Sono stati presentati oggi i lavori di restauro delle facciate di Palazzo Chigi Piccolomini alla Postierla e Palazzo Buonsignori Brigidi

I lavori di restaurazione delle sedi della Pinacoteca nazionale di Siena (Palazzo Chigi Piccolomini alla Postierla e Palazzo Buonsignori Brigidi) sono iniziati il 26 settembre 2022 e sono finiti, anticipando i tempi previsti, lo scorso 13 giugno. Per entrambi i palazzi si è trattato di operazioni di restauro conservativo con azioni di ripristino e riconfigurazione degli apparati decorativi.

Nel caso di Palazzo Chigi Piccolomini alla Postierla si è intervenuti sulla pulitura degli intonaci e integrazione delle lacune, oltre alla sostituzione delle imposte.

A Palazzo Buonsignori Brigidi, sede principale delle collezioni della Pinacoteca, i lavori hanno riguardato la pulitura e il restauro degli apparati decorativi in travertino e sulle tre tipologie di superfici in cotto. La pulitura è stata eseguita con impacchi di agenti pulenti e micro-sabbiatura. Si sono inoltre consolidate le merlature e bonificato il vecchio sistema di allontanamento dei volatili sostituendolo con un sistema meccanico più efficace. L’esecuzione dei lavori ha permesso nuove ricerche grazie alla presenza del ponteggio.

Nel caso di Palazzo Buonsignori Brigidi la facciata di origine quattrocentesca subi un restauro di tipo mimetico-ricostruttivo nell’Ottocento.
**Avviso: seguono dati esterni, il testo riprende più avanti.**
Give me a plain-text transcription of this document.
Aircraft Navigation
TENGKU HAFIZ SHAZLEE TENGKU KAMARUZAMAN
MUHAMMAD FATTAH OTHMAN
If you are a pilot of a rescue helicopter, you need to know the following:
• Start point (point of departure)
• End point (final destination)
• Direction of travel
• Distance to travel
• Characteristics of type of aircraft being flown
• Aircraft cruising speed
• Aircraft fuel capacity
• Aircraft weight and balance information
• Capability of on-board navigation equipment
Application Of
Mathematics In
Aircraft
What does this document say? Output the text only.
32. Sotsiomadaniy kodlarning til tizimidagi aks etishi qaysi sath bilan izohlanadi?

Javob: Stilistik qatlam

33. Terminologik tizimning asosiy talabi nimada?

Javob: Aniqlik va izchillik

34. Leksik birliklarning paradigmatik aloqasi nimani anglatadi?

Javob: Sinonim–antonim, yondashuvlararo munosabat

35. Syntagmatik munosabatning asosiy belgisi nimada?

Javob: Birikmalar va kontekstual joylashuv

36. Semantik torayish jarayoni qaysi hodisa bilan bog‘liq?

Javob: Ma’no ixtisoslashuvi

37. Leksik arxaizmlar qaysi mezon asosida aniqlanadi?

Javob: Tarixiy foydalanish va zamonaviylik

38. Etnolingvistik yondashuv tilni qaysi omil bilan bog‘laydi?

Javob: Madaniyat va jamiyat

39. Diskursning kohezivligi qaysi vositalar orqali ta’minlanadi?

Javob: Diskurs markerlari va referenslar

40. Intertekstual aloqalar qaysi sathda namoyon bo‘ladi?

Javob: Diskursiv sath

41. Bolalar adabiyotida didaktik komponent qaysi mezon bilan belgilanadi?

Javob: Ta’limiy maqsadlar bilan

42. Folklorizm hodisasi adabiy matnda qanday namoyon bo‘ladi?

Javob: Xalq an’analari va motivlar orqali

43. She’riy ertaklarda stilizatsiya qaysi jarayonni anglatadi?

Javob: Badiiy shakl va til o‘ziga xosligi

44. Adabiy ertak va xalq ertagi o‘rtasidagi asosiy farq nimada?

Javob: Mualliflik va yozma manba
Era necessario capire quanto dell’originale paramento murario fosse restato a seguito di quest’ultimo intervento.

Da un’accurata analisi autoptica, svolta dal prof. Fabio Gabbrielli, del Dipartimento di Scienze storiche e dei beni culturali dell’Università degli Studi di Siena, è risultato, diversamente da quanto si poteva immaginare, che la facciata ha conservato in larga parte la tessitura muraria e gli elementi architettonici originali, quali trifore, portali, ferri e decorazioni. Altrettanto sorprendente si è rivelato lo stato di Conservazione della finitura verosimilmente originaria delle superfici laterizie, analizzata dal gruppo di ricerca coordinato dal prof. Marco Giamello, del Dipartimento di Scienze fisiche, della Terra e dell’ambiente della medesima università.